RAIFLE: Reconstruction Attacks on Interaction-based Federated Learning with Active Data Manipulation

Federated learning (FL) has recently emerged as a privacy-preserving approach for machine learning in domains that rely on user interactions, particularly recommender systems (RS) and online learning to rank (OLTR). While there has been substantial research on the privacy of traditional FL, little attention has been paid to studying the privacy properties of these interaction-based FL (IFL) systems. In this work, we show that IFL can introduce unique challenges concerning user privacy, particularly when the central server has knowledge and control over the items that users interact with.
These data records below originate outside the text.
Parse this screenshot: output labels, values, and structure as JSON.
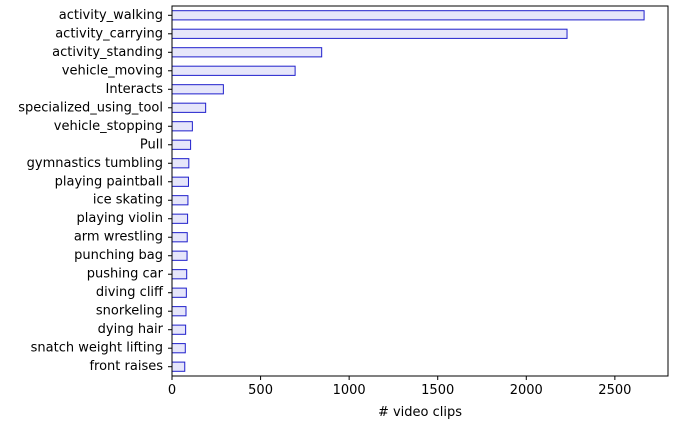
{
  "chart_data": {
    "type": "bar",
    "orientation": "horizontal",
    "categories": [
      "activity_walking",
      "activity_carrying",
      "activity_standing",
      "vehicle_moving",
      "Interacts",
      "specialized_using_tool",
      "vehicle_stopping",
      "Pull",
      "gymnastics tumbling",
      "playing paintball",
      "ice skating",
      "playing violin",
      "arm wrestling",
      "punching bag",
      "pushing car",
      "diving cliff",
      "snorkeling",
      "dying hair",
      "snatch weight lifting",
      "front raises"
    ],
    "values": [
      2665,
      2230,
      845,
      695,
      290,
      190,
      115,
      105,
      95,
      93,
      90,
      88,
      86,
      85,
      83,
      81,
      79,
      77,
      75,
      72
    ],
    "xlabel": "# video clips",
    "ylabel": "",
    "xlim": [
      0,
      2800
    ],
    "xticks": [
      0,
      500,
      1000,
      1500,
      2000,
      2500
    ],
    "grid": false,
    "legend": "none",
    "bar_fill": "#e6e6fa",
    "bar_edge": "#1f1fcc"
  }
}
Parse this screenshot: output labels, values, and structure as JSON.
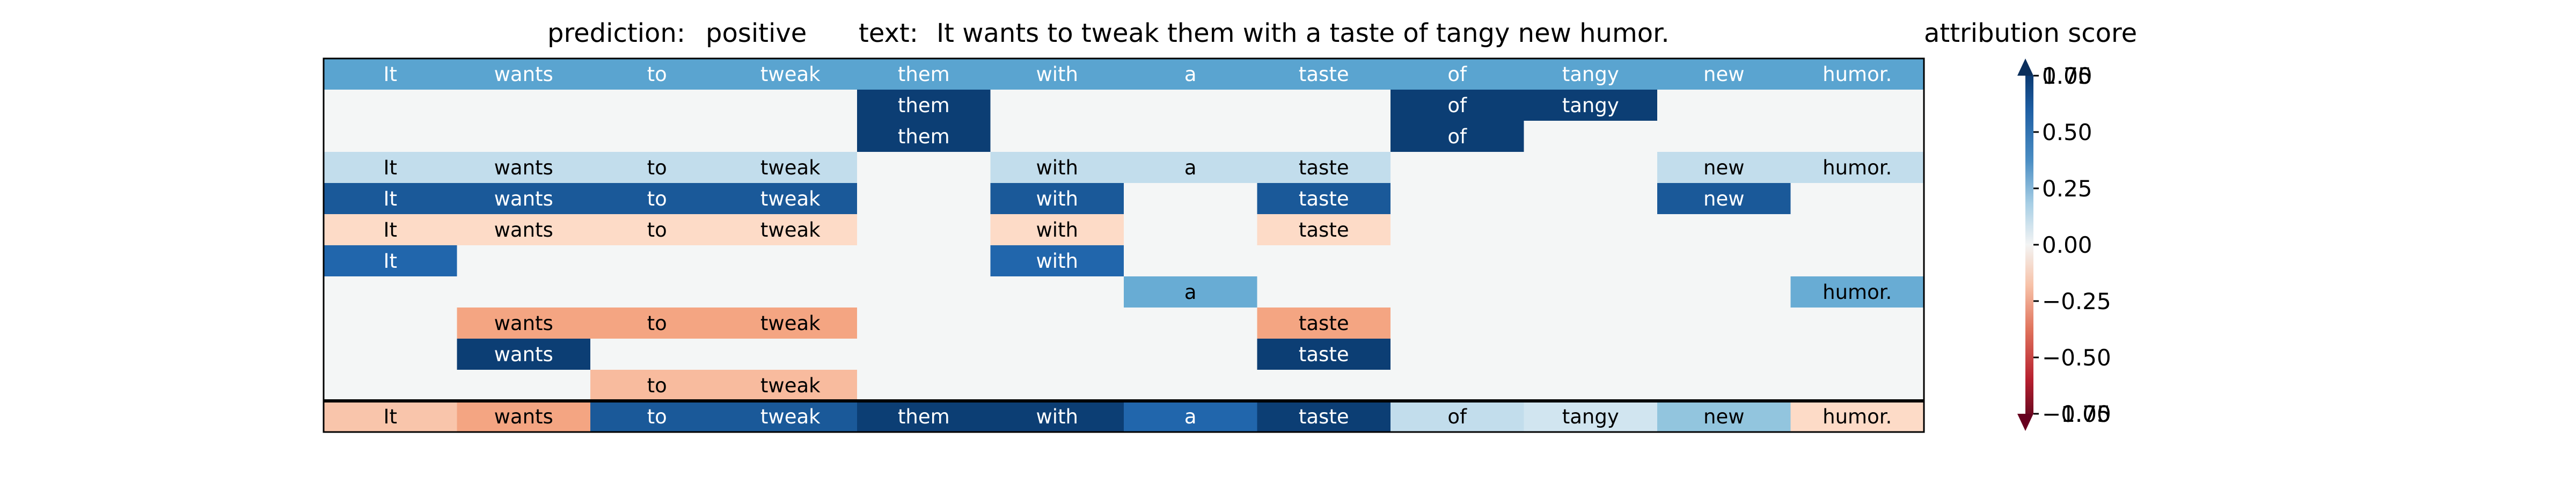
{
  "header": {
    "prediction_label": "prediction:",
    "prediction_value": "positive",
    "text_label": "text:",
    "text_value": "It wants to tweak them with a taste of tangy new humor."
  },
  "colorbar": {
    "title": "attribution score",
    "ticks": [
      "0.75",
      "0.50",
      "0.25",
      "0.00",
      "−0.25",
      "−0.50",
      "−0.75"
    ],
    "tick_values": [
      0.75,
      0.5,
      0.25,
      0.0,
      -0.25,
      -0.5,
      -0.75
    ],
    "overlapping_top_label": "1.00",
    "overlapping_bottom_label": "−1.00",
    "range": [
      -0.75,
      0.75
    ],
    "extend": "both",
    "colormap": "RdBu"
  },
  "chart_data": {
    "type": "heatmap",
    "title": "",
    "xlabel": "",
    "ylabel": "",
    "x": [
      "It",
      "wants",
      "to",
      "tweak",
      "them",
      "with",
      "a",
      "taste",
      "of",
      "tangy",
      "new",
      "humor."
    ],
    "row_count": 12,
    "rows": [
      [
        0.45,
        0.45,
        0.45,
        0.45,
        0.45,
        0.45,
        0.45,
        0.45,
        0.45,
        0.45,
        0.45,
        0.45
      ],
      [
        null,
        null,
        null,
        null,
        0.95,
        null,
        null,
        null,
        0.95,
        0.95,
        null,
        null
      ],
      [
        null,
        null,
        null,
        null,
        0.95,
        null,
        null,
        null,
        0.95,
        null,
        null,
        null
      ],
      [
        0.12,
        0.12,
        0.12,
        0.12,
        null,
        0.12,
        0.12,
        0.12,
        null,
        null,
        0.12,
        0.12
      ],
      [
        0.85,
        0.85,
        0.85,
        0.85,
        null,
        0.85,
        null,
        0.85,
        null,
        null,
        0.85,
        null
      ],
      [
        -0.08,
        -0.08,
        -0.08,
        -0.08,
        null,
        -0.08,
        null,
        -0.08,
        null,
        null,
        null,
        null
      ],
      [
        0.8,
        null,
        null,
        null,
        null,
        0.8,
        null,
        null,
        null,
        null,
        null,
        null
      ],
      [
        null,
        null,
        null,
        null,
        null,
        null,
        0.4,
        null,
        null,
        null,
        null,
        0.4
      ],
      [
        null,
        -0.25,
        -0.25,
        -0.25,
        null,
        null,
        null,
        -0.25,
        null,
        null,
        null,
        null
      ],
      [
        null,
        0.95,
        null,
        null,
        null,
        null,
        null,
        0.95,
        null,
        null,
        null,
        null
      ],
      [
        null,
        null,
        -0.18,
        -0.18,
        null,
        null,
        null,
        null,
        null,
        null,
        null,
        null
      ],
      [
        -0.15,
        -0.25,
        0.85,
        0.85,
        0.95,
        0.95,
        0.8,
        0.95,
        0.12,
        0.08,
        0.25,
        -0.08
      ]
    ],
    "empty_cell_color": "#f4f6f6",
    "legend": "none",
    "grid": false
  }
}
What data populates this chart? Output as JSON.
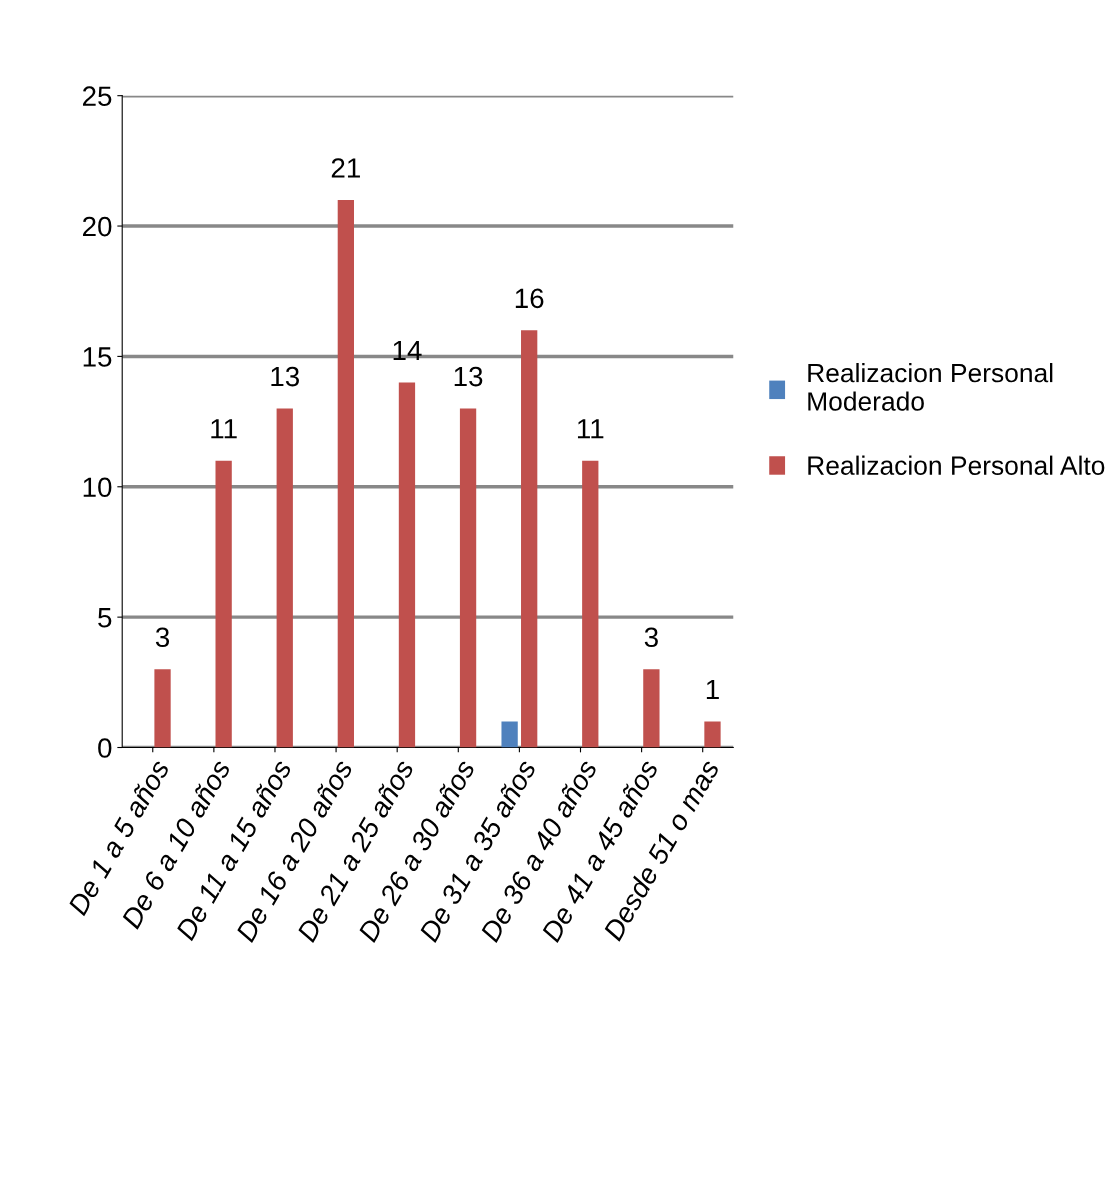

Specifically, we demonstrate the threat of reconstructing user interactions by presenting RAIFLE, a general optimization-based reconstruction attack framework customized for IFL. RAIFLE employs Active Data Manipulation (ADM), a novel attack technique unique to IFL, where the server actively manipulates the training features of the items to induce adversarial behaviors in the local FL updates. We show that RAIFLE is more impactful than existing FL privacy attacks in the IFL context, and describe how it can undermine privacy defenses like secure aggregation and private information retrieval. Based on our findings, we propose and discuss countermeasure guidelines to mitigate our attack in the context of federated RS/OLTR specifically and IFL more broadly.